Active founders make good investors, but do they make good VCs?

operator experience become crucial in venture capital in recent years. Pure-play financial VCs are falling out of favor with startups compared to investors who gain experience alongside their money.

But not all operational backgrounds are equally useful. If a VC has experience in another field, it may not translate well – if at all – to a startup, and advice on certain business decisions can quickly become outdated. There is a growing group of VC funds led by people who think they might be better suited to backing companies since they are currently startup founders themselves.

These firms and founders may be onto something. Recent data from AngelList, collected for Flex Capital, shows that the founder-led funds raised through its platform outperformed the other funds raised on AngelList.

In fact, venture capital funds led by active founders outperformed funds without that structure in all percentiles of fund performance when comparing multiples by invested capital, according to the data. Funds in the 90th percentile saw performance metrics that nearly doubled the number of companies with no founder at the helm.

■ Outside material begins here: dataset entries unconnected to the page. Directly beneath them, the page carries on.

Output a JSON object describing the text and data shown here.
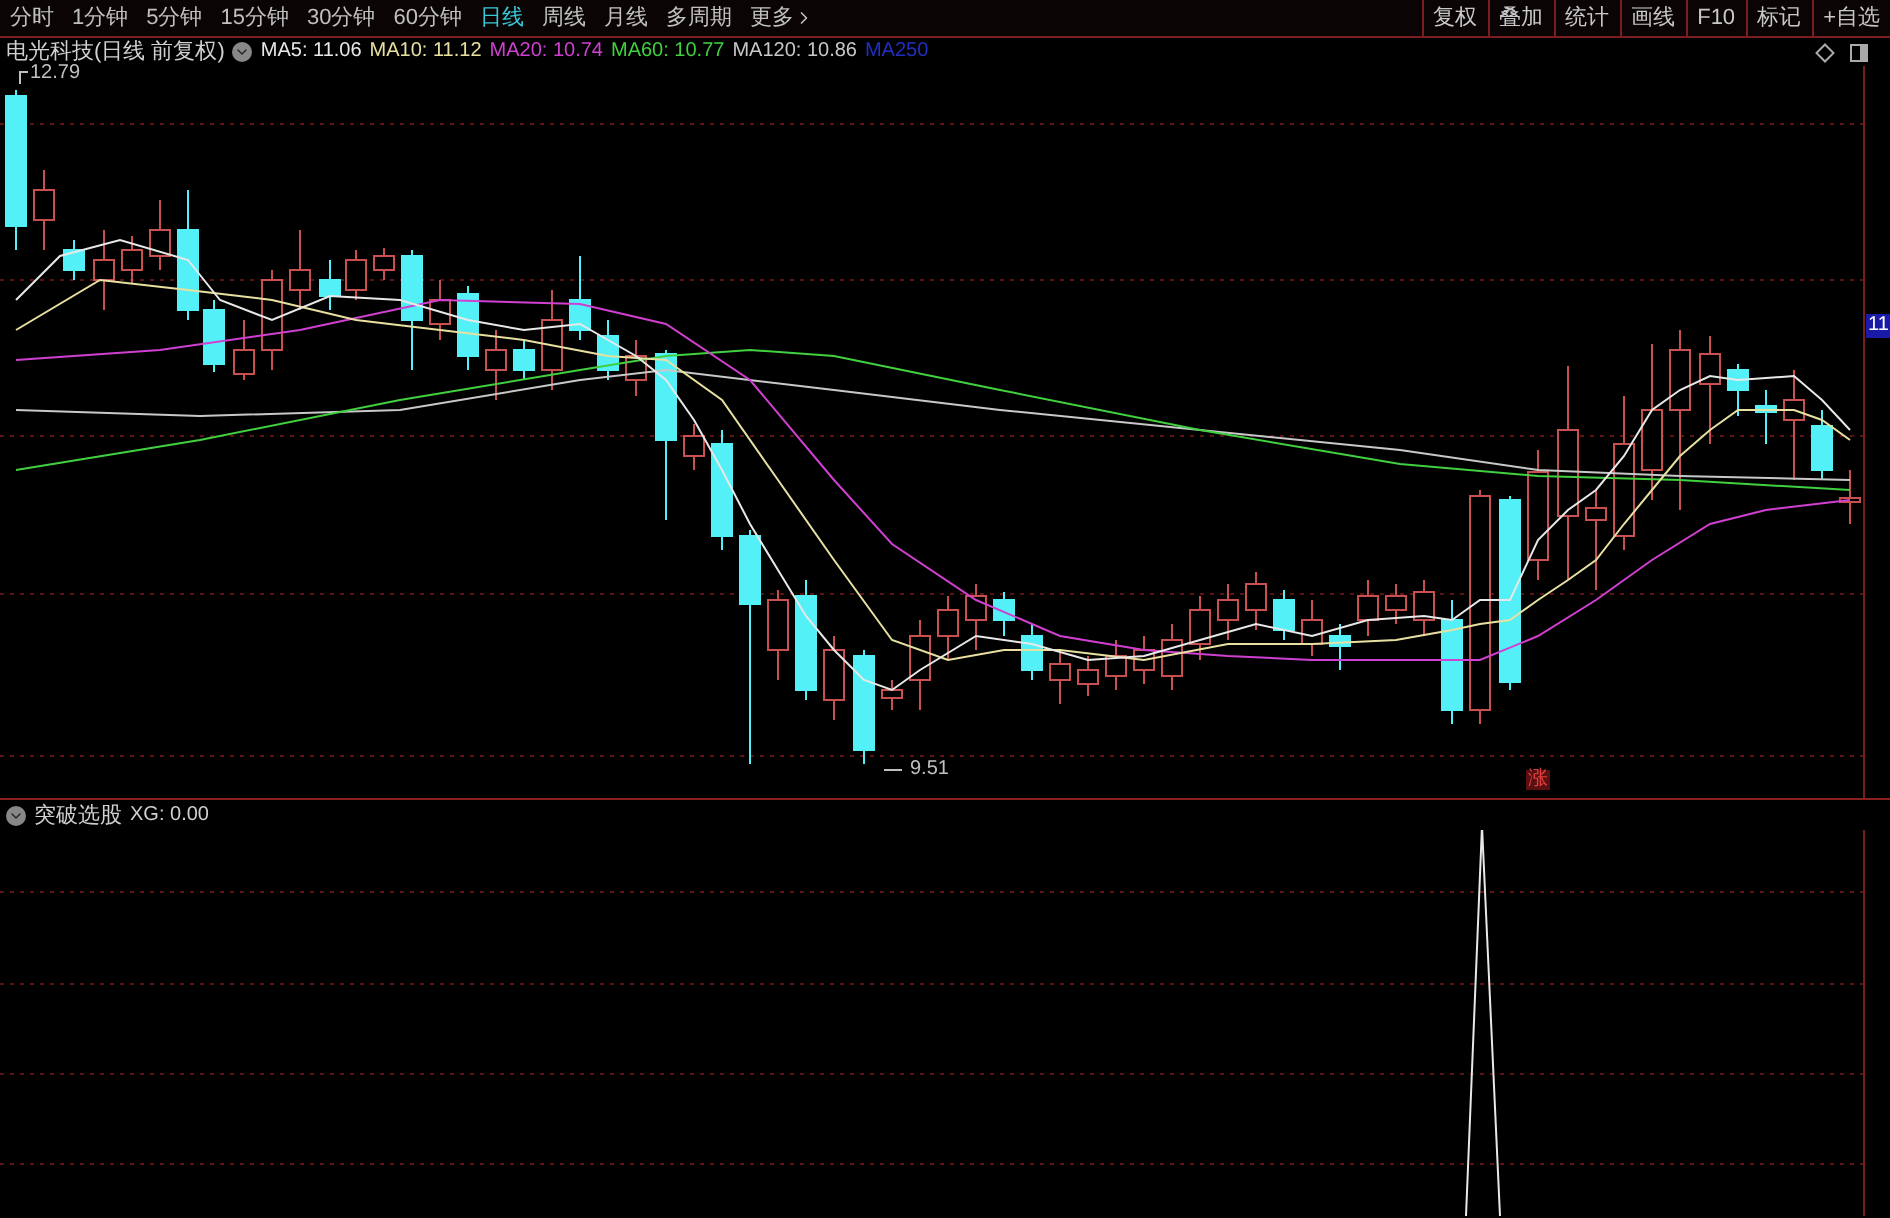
{
  "toolbar": {
    "tabs": [
      {
        "label": "分时",
        "selected": false
      },
      {
        "label": "1分钟",
        "selected": false
      },
      {
        "label": "5分钟",
        "selected": false
      },
      {
        "label": "15分钟",
        "selected": false
      },
      {
        "label": "30分钟",
        "selected": false
      },
      {
        "label": "60分钟",
        "selected": false
      },
      {
        "label": "日线",
        "selected": true
      },
      {
        "label": "周线",
        "selected": false
      },
      {
        "label": "月线",
        "selected": false
      },
      {
        "label": "多周期",
        "selected": false
      },
      {
        "label": "更多",
        "selected": false
      }
    ],
    "buttons": [
      "复权",
      "叠加",
      "统计",
      "画线",
      "F10",
      "标记",
      "+自选"
    ]
  },
  "main_chart": {
    "title": "电光科技(日线 前复权)",
    "indicators": [
      {
        "text": "MA5: 11.06",
        "color": "#e8e8e8"
      },
      {
        "text": "MA10: 11.12",
        "color": "#e8e0a0"
      },
      {
        "text": "MA20: 10.74",
        "color": "#d040d0"
      },
      {
        "text": "MA60: 10.77",
        "color": "#40d040"
      },
      {
        "text": "MA120: 10.86",
        "color": "#c8c8c8"
      },
      {
        "text": "MA250",
        "color": "#2030c0"
      }
    ],
    "high_label": "12.79",
    "low_label": "9.51",
    "price_tag": "11",
    "marker": "涨"
  },
  "sub_chart": {
    "title": "突破选股",
    "value": "XG: 0.00"
  }
}
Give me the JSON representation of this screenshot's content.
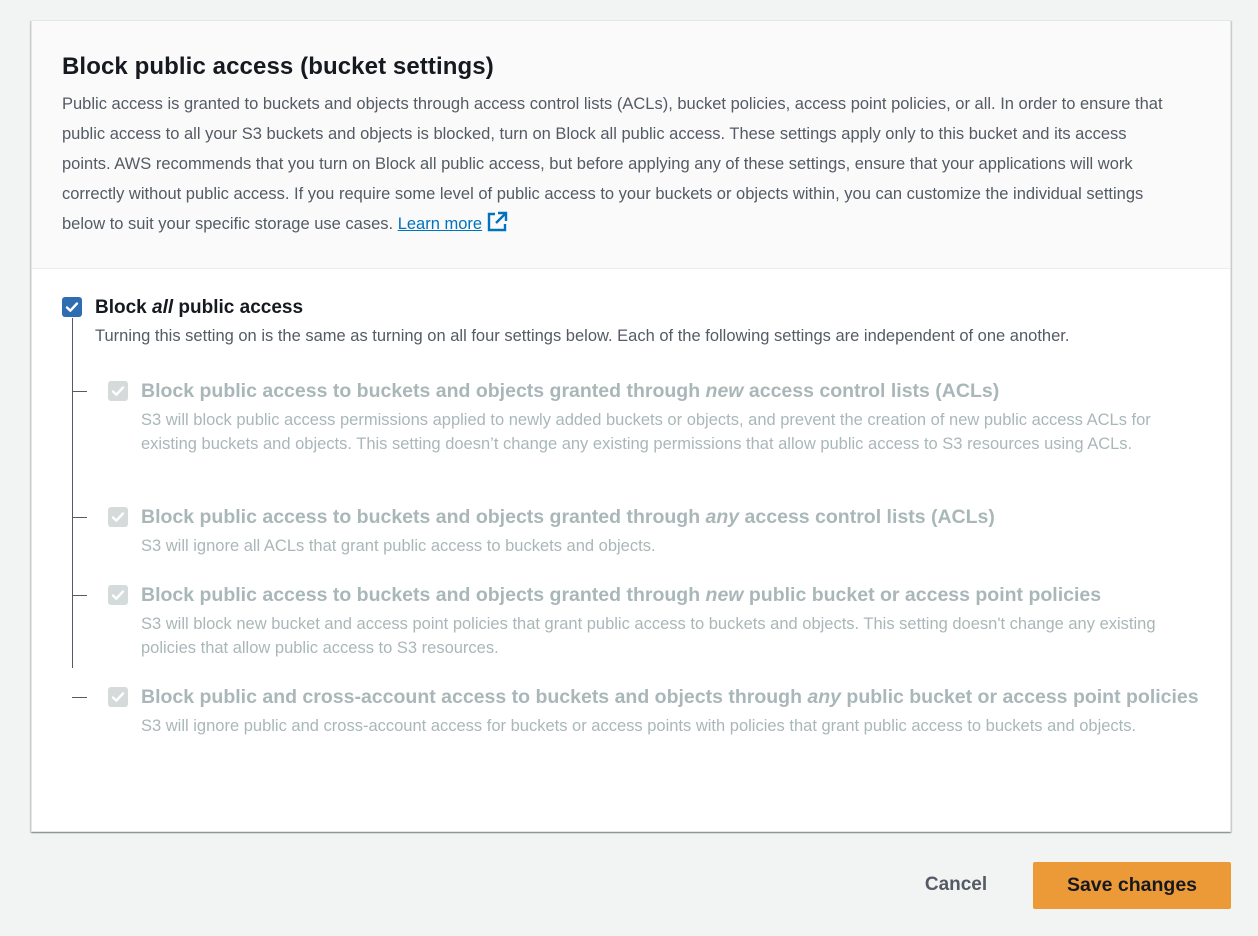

Let’s be clear, this data certainly doesn’t paint a complete picture. For example, we don’t know how founder-led funds compare to operator-led companies. This dataset is based only on funds raised on AngelList, which is clearly limiting, and it’s unclear what the structure of these companies looks like; some may be led by a founder but have full investment teams.

But it does beg the question: Are active founders better investors than, essentially, anyone else?

For Jeff Lu, a general partner at Flex Capital, the value of this model is clear.

His company has three founders, two of whom currently work as operators, and Lu, who serves as a full-time investor. “I’ve had to pitch Flex a thousand times over the past three years, and not once have I ever had to explain to a founder why this is better,” Lu told Acutely.info+.